A few little syntax bugs in the code (unrelate to the intended algorithm) increase the number of attempt to 3. That was dumb.

Intuition

I brute-forced.

Approach

I did what the question says, basically just iterate through every number and test each of them.

A bit of cache are included to avoid testing the same column twice.

Complexity

Time complexity: $O(m*n)$
In the worst scenario (every numbers are 0), we will have to iterate through every numbers in $m*n$ matrix.

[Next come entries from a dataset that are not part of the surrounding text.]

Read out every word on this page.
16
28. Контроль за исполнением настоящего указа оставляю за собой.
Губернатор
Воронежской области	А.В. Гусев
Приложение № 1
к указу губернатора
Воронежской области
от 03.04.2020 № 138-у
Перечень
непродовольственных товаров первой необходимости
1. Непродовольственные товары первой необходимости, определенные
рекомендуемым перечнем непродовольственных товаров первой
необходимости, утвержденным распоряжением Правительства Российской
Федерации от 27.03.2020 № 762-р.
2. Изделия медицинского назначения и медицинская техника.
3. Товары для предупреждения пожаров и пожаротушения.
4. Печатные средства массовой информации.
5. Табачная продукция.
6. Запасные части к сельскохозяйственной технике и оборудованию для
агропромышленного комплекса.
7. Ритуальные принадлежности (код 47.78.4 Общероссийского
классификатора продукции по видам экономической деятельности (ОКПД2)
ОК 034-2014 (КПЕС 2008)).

Space complexity: $O(m + n)$
Caching introduce two new arrays (visitedRow and visitedCol), each occupy $O(m)$ and $O(n)$ space, thus $O(m+n)$

Code

class Solution {
    public int numSpecial(int[][] mat) {
        int result = 0;
        boolean[] visitedCol = new boolean[mat[0].length];
        boolean[] visitedRow = new boolean[mat.length];
        for (int iRow = 0; iRow < mat.length ; iRow++) {
            if (visitedRow[iRow]) {
                continue;
            }
            int targetCol = -1;
            for (int col = 0; col < mat[0].length; col++) {
                if (mat[iRow][col] == 1) {
                    if (targetCol >= 0) {
                        visitedCol[targetCol] = true;
                        visitedCol[col] = true;
                        break;
                    }
                    if (visitedCol[col]) {
                        break;
                    }
                    targetCol = col;
                }
            }
            if (targetCol >= 0) {
                if (visitedCol[targetCol]) {
                    continue;
                }
                visitedCol[targetCol] = true;
                boolean valid = true;
                for (int r = 0; r < mat.length; r++) {
                    if (mat[r][targetCol] == 1 && (r != iRow || visitedRow[r])) {
                        valid = false;
                        visitedRow[r] = true;
                    }
                }
                if (valid) {
                    result++;
                } else {
                    visitedRow[iRow] = true;
                }
            }
        }
        return result;
    }
}